Называется поговорили…

Штормовой ветер повалил деревья, заборы, наломал веток.

А гнездо аистов на крыше водонапорной башни не смог разрушить – лишь сдвинул в неровный какой-то квадрат.

Две зари сошлись – закат и восход.

И в два ночи розовеют над головой сумерки, а большая лужа у дороги тонко блестит, как свежий лед.

– Пассажиры, знайте сами свою остановку, не надейтесь, у меня говорилка сломалась.

Снежные звезды на стеклах.

Бабочка на подоконнике холодной избы.

От тепла печи крылья вздрагивают, слабо шевелятся, как страницы под легким ветерком.

В светлом круге настольной лампы садится на рукав. На верх ручки перебралась.

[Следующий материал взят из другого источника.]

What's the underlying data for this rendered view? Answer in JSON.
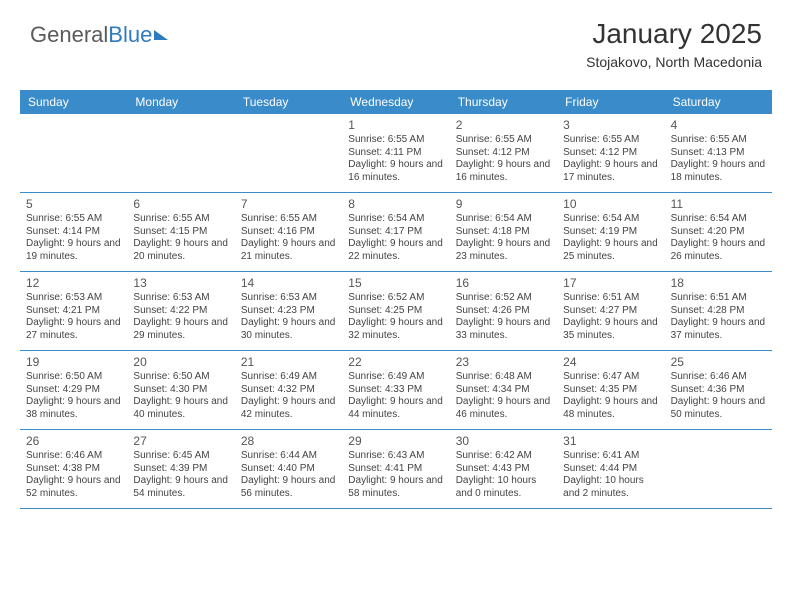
{
  "logo": {
    "part1": "General",
    "part2": "Blue"
  },
  "header": {
    "month_year": "January 2025",
    "location": "Stojakovo, North Macedonia"
  },
  "colors": {
    "header_bg": "#3a8bc9",
    "header_text": "#ffffff",
    "week_divider": "#3a8bc9",
    "body_text": "#444444",
    "daynum_text": "#555555",
    "logo_gray": "#5b5b5b",
    "logo_blue": "#2f7bbf",
    "background": "#ffffff"
  },
  "layout": {
    "columns": 7,
    "day_font_size": 12,
    "content_font_size": 10
  },
  "day_headers": [
    "Sunday",
    "Monday",
    "Tuesday",
    "Wednesday",
    "Thursday",
    "Friday",
    "Saturday"
  ],
  "weeks": [
    [
      {
        "empty": true
      },
      {
        "empty": true
      },
      {
        "empty": true
      },
      {
        "n": "1",
        "sr": "6:55 AM",
        "ss": "4:11 PM",
        "dl": "9 hours and 16 minutes."
      },
      {
        "n": "2",
        "sr": "6:55 AM",
        "ss": "4:12 PM",
        "dl": "9 hours and 16 minutes."
      },
      {
        "n": "3",
        "sr": "6:55 AM",
        "ss": "4:12 PM",
        "dl": "9 hours and 17 minutes."
      },
      {
        "n": "4",
        "sr": "6:55 AM",
        "ss": "4:13 PM",
        "dl": "9 hours and 18 minutes."
      }
    ],
    [
      {
        "n": "5",
        "sr": "6:55 AM",
        "ss": "4:14 PM",
        "dl": "9 hours and 19 minutes."
      },
      {
        "n": "6",
        "sr": "6:55 AM",
        "ss": "4:15 PM",
        "dl": "9 hours and 20 minutes."
      },
      {
        "n": "7",
        "sr": "6:55 AM",
        "ss": "4:16 PM",
        "dl": "9 hours and 21 minutes."
      },
      {
        "n": "8",
        "sr": "6:54 AM",
        "ss": "4:17 PM",
        "dl": "9 hours and 22 minutes."
      },
      {
        "n": "9",
        "sr": "6:54 AM",
        "ss": "4:18 PM",
        "dl": "9 hours and 23 minutes."
      },
      {
        "n": "10",
        "sr": "6:54 AM",
        "ss": "4:19 PM",
        "dl": "9 hours and 25 minutes."
      },
      {
        "n": "11",
        "sr": "6:54 AM",
        "ss": "4:20 PM",
        "dl": "9 hours and 26 minutes."
      }
    ],
    [
      {
        "n": "12",
        "sr": "6:53 AM",
        "ss": "4:21 PM",
        "dl": "9 hours and 27 minutes."
      },
      {
        "n": "13",
        "sr": "6:53 AM",
        "ss": "4:22 PM",
        "dl": "9 hours and 29 minutes."
      },
      {
        "n": "14",
        "sr": "6:53 AM",
        "ss": "4:23 PM",
        "dl": "9 hours and 30 minutes."
      },
      {
        "n": "15",
        "sr": "6:52 AM",
        "ss": "4:25 PM",
        "dl": "9 hours and 32 minutes."
      },
      {
        "n": "16",
        "sr": "6:52 AM",
        "ss": "4:26 PM",
        "dl": "9 hours and 33 minutes."
      },
      {
        "n": "17",
        "sr": "6:51 AM",
        "ss": "4:27 PM",
        "dl": "9 hours and 35 minutes."
      },
      {
        "n": "18",
        "sr": "6:51 AM",
        "ss": "4:28 PM",
        "dl": "9 hours and 37 minutes."
      }
    ],
    [
      {
        "n": "19",
        "sr": "6:50 AM",
        "ss": "4:29 PM",
        "dl": "9 hours and 38 minutes."
      },
      {
        "n": "20",
        "sr": "6:50 AM",
        "ss": "4:30 PM",
        "dl": "9 hours and 40 minutes."
      },
      {
        "n": "21",
        "sr": "6:49 AM",
        "ss": "4:32 PM",
        "dl": "9 hours and 42 minutes."
      },
      {
        "n": "22",
        "sr": "6:49 AM",
        "ss": "4:33 PM",
        "dl": "9 hours and 44 minutes."
      },
      {
        "n": "23",
        "sr": "6:48 AM",
        "ss": "4:34 PM",
        "dl": "9 hours and 46 minutes."
      },
      {
        "n": "24",
        "sr": "6:47 AM",
        "ss": "4:35 PM",
        "dl": "9 hours and 48 minutes."
      },
      {
        "n": "25",
        "sr": "6:46 AM",
        "ss": "4:36 PM",
        "dl": "9 hours and 50 minutes."
      }
    ],
    [
      {
        "n": "26",
        "sr": "6:46 AM",
        "ss": "4:38 PM",
        "dl": "9 hours and 52 minutes."
      },
      {
        "n": "27",
        "sr": "6:45 AM",
        "ss": "4:39 PM",
        "dl": "9 hours and 54 minutes."
      },
      {
        "n": "28",
        "sr": "6:44 AM",
        "ss": "4:40 PM",
        "dl": "9 hours and 56 minutes."
      },
      {
        "n": "29",
        "sr": "6:43 AM",
        "ss": "4:41 PM",
        "dl": "9 hours and 58 minutes."
      },
      {
        "n": "30",
        "sr": "6:42 AM",
        "ss": "4:43 PM",
        "dl": "10 hours and 0 minutes."
      },
      {
        "n": "31",
        "sr": "6:41 AM",
        "ss": "4:44 PM",
        "dl": "10 hours and 2 minutes."
      },
      {
        "empty": true
      }
    ]
  ],
  "labels": {
    "sunrise": "Sunrise:",
    "sunset": "Sunset:",
    "daylight": "Daylight:"
  }
}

И осторожно водит пером, помощница, и соавтор:

«…Страницы толстой тетради, как мои крылышки, шевелит ветер. Все спешат мимо: студент, поди, конспект потерял… А если это рукопись несчастливого мастера, думает он за окном автобуса. И успокаивает себя – рукописи не горят… Но их легко затоптать сапогами и колесами – это я уже знаю! Вообще-то он не подал руки утопающему, такое я от него однажды слышала».

– Стреляют по уткам. А мне жаль этих уток. За что губят? Есть нечего? Не война же. А они все мажут и мажут, ничего у них не получается, такие горе-стрелки. Тогда мне их жалко стало.

Белокурые девичьи локоны за креслом дамского мастера, на полу, ветерок от окна бережно шевелит.

И светло-спутанные кудри облаков в голубом небе высокий ветер едва трогает…

Берегом пруда фигура тяжело бежит.

Скорее, пожалуй, трусит.

Да нет, просто шаркает, чуть сгибая колени.

А за фигурой легкая, оказывается, женщина прячется, как тень, и сдерживает себя, и ноги ее танцуют нетерпеливо, почти на месте, в семейно-черепашьем этом «беге»…

На черно-белых клавишах ночных теней редкого забора – блюз полной луны.

Топчу ветки деревьев,

шагаю по облакам.

по чистому небу иду…

В зеркале мокрого асфальта.

Дымком в вагоне – лесной хлам жгут на обочинах.

Птичьи «ноты» голубей на контактных сетях.

Мертвые элеваторы, где были горы зерна.

Совсем, кажется, недавно…

…Колеса это говорят, говорят.

– А заводы пустые и поля пустые, забросили сады, потом фермы, вырезали скот, заросли дороги, а народ в городе колышется, – тетка у окна вагона, сама с собою…

Выше зализывают волны берег.

Громче галька, откатывается с водой.

Южные облака, а встречные, от севера, задирают друг друга…

Меж ними солнечный луч, подобен пешеходу, хочет проскочить перед летящими авто…

Блики бушующего моря – лезвия танцующих ножей.

К вечеру холодный «новороссийск» победил.

Крутые накаты пенятся пуще прежнего.

На черных клавишах волнорезов, белых клавишах пены – песня волны и моря…

Оранжевый парашют ветер чуть протянет над заснеженным прудом и теряет интерес к забаве. Лениво шевелит ткань, словно пустой полиэтиленовый пакет…

И юноша сел в снег.

Завалился на спину – а белые облака плывут так легко и просто!

Внезапный порыв вновь…

Вскочил, зачем-то подогнул колени…

А крыло не тянет груз и с поджатыми ногами.